Fourier transform each trace → separate amplitude and phase.

Invert amplitude spectrum, with stabilization constant to prevent division by zero.

Recombine with phase and inverse transform → sharpened trace.

Apply across all traces to produce deconvolved section.

Compare radargrams before and after → reflections appear narrower and better resolved.

Example 2 — Spiking Deconvolution on a Single Trace

Spiking deconvolution uses the autocorrelation of a trace to estimate its wavelet and design a filter that compresses it into a spike.

from scipy.linalg import toeplitz, solve_toeplitz

def spiking_decon(trace, stab=0.1, filter_length=30):
    """
    Spiking deconvolution using Wiener filter design.
    """
    # Autocorrelation
    autocorr = np.correlate(trace, trace, mode="full")
    autocorr = autocorr[autocorr.size // 2:]

    # Toeplitz system
    R = toeplitz(autocorr[:filter_length])
    r = np.zeros(filter_length)
    r[0] = 1.0  # desired spike

    # Stabilization
    R += stab * np.eye(filter_length)

    # Solve Wiener-Hopf equations
    f = np.linalg.solve(R, autocorr[:filter_length])
    decon = np.convolve(trace, f, mode="same")
    return decon

# Apply to one representative trace
trace_idx = n_traces // 2
original_trace = data[:, trace_idx]
decon_trace = spiking_decon(original_trace, stab=0.1, filter_length=30)
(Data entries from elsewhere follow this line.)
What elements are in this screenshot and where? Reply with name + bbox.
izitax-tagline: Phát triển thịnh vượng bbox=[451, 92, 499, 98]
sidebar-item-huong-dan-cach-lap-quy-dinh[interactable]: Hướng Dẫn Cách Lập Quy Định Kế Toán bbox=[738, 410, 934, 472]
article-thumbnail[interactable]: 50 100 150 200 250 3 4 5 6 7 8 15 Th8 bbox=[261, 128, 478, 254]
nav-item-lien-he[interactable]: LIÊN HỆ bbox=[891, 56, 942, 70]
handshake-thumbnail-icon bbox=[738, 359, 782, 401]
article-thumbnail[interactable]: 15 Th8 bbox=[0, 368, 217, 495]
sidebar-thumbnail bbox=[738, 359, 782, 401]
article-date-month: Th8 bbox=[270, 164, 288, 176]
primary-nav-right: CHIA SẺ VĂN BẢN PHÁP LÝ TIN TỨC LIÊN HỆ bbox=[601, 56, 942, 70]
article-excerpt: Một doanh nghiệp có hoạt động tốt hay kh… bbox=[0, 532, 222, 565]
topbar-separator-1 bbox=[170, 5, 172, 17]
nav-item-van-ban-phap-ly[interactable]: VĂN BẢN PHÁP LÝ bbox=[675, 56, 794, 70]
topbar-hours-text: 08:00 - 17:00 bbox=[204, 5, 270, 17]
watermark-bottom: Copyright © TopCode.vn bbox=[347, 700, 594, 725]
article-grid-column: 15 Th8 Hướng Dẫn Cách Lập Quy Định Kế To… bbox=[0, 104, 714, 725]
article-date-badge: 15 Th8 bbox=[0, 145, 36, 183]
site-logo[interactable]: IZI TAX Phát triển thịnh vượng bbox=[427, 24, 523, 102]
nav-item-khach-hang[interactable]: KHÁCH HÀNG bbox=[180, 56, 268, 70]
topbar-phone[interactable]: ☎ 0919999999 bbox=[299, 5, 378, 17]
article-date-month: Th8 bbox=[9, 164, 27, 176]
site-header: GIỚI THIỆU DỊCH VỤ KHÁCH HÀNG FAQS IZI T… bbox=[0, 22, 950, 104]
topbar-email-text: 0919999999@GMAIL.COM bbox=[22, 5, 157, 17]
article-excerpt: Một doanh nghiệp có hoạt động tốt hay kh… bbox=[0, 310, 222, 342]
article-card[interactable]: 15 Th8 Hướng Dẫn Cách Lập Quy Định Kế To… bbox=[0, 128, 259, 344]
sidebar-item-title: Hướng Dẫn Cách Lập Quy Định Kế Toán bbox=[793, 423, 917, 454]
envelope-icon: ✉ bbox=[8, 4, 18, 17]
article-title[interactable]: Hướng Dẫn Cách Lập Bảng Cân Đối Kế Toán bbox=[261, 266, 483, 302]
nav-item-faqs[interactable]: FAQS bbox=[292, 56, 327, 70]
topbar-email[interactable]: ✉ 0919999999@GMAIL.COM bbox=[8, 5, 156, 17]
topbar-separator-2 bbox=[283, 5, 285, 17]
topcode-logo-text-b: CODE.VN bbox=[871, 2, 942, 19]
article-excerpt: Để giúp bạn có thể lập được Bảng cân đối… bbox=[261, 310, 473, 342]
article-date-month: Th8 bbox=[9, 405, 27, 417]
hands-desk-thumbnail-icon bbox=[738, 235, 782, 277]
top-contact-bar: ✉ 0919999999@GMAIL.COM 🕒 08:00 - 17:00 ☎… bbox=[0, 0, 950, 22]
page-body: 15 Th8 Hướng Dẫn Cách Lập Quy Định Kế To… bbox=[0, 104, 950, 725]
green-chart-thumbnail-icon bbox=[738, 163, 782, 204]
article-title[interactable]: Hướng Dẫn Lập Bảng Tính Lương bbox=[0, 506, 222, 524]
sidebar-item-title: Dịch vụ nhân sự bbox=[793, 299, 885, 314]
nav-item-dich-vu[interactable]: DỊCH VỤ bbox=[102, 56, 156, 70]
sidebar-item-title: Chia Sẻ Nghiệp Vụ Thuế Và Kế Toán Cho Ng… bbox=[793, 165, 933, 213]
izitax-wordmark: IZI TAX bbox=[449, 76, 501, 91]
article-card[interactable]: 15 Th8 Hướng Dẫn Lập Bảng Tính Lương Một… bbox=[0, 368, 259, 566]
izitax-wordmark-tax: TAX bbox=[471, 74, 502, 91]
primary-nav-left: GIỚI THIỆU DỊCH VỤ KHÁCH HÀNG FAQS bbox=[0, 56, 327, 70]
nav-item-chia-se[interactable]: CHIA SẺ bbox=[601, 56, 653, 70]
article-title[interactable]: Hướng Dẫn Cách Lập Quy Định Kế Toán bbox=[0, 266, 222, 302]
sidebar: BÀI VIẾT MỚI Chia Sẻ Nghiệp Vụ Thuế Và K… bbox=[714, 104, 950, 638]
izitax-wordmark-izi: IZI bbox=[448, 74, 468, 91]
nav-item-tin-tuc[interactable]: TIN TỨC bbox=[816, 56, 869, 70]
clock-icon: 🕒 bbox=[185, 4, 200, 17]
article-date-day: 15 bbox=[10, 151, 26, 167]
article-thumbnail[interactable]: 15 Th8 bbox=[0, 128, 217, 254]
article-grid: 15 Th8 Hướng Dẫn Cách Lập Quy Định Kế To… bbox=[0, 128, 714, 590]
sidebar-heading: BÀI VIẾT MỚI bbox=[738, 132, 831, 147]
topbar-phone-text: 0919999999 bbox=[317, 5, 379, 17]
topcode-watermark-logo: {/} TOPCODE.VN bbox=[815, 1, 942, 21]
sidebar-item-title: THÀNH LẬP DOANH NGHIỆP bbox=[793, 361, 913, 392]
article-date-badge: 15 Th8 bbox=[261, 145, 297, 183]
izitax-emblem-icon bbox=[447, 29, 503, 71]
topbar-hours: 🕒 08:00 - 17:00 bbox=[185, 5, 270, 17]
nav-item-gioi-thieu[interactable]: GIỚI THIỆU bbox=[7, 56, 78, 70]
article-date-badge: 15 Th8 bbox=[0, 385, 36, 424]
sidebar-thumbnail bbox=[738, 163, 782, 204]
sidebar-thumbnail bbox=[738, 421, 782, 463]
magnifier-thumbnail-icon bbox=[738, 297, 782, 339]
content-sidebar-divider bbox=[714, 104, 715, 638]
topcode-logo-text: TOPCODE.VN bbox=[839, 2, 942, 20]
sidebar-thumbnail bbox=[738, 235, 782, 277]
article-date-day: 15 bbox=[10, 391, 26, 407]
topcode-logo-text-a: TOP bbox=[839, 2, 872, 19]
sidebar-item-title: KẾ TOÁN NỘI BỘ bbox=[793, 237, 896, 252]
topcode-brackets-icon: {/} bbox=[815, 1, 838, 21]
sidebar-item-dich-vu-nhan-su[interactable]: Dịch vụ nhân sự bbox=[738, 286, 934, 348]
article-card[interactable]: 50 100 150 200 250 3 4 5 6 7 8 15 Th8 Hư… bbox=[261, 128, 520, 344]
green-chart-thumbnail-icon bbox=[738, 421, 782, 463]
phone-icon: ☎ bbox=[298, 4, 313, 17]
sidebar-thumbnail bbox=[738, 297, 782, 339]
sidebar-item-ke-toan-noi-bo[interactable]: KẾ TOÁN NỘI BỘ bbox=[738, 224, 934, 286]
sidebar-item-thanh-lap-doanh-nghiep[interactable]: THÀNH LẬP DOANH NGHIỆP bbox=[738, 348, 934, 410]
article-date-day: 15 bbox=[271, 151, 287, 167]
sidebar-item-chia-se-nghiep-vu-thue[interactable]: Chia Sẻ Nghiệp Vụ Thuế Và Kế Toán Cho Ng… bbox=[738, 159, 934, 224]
plt.figure(figsize=(10, 4))
plt.plot(original_trace, label="Original", alpha=0.7)
plt.plot(decon_trace, label="Spiking Deconvolved", linestyle="--")
plt.title(f"Trace {trace_idx} before and after Spiking Deconvolution")
plt.xlabel("Sample")
plt.ylabel("Amplitude")
plt.legend()
plt.grid(True)
plt.show()

Explanation

Estimate wavelet from autocorrelation of the trace.

Solve Wiener equations to design filter that compresses wavelet into a spike.

Convolve filter with trace → spike-like reflectivity series.

Useful for single traces or small windows where spectral method is unstable.

Example 3 — Effect of Stabilization on Spectral Deconvolution

The stabilization constant (stab) controls the balance between resolution gain and noise. This example applies different values and compares results.

stab_values = [0.01, 0.1, 1.0]

fig, axs = plt.subplots(1, 3, figsize=(18, 6), sharey=True)

for i, stab in enumerate(stab_values):
    decon_data_test = np.zeros_like(data)
    for j in range(n_traces):
        decon_data_test[:, j] = spectral_decon(data[:, j], fs=fs, stab=stab)
    axs[i].imshow(decon_data_test, cmap="gray", aspect="auto", origin="upper")
    axs[i].set_title(f"Spectral Deconvolution\nstab={stab}")
    axs[i].set_xlabel("Trace")
    if i == 0:
        axs[i].set_ylabel("Sample")

plt.tight_layout()
plt.show()

Explanation

Small stab (0.01): strong wavelet compression but high noise amplification.

Moderate stab (0.1): balanced improvement; often practical.

Large stab (1.0): stable but reflections less sharpened.

Students can see the trade-off and understand why stabilization is critical.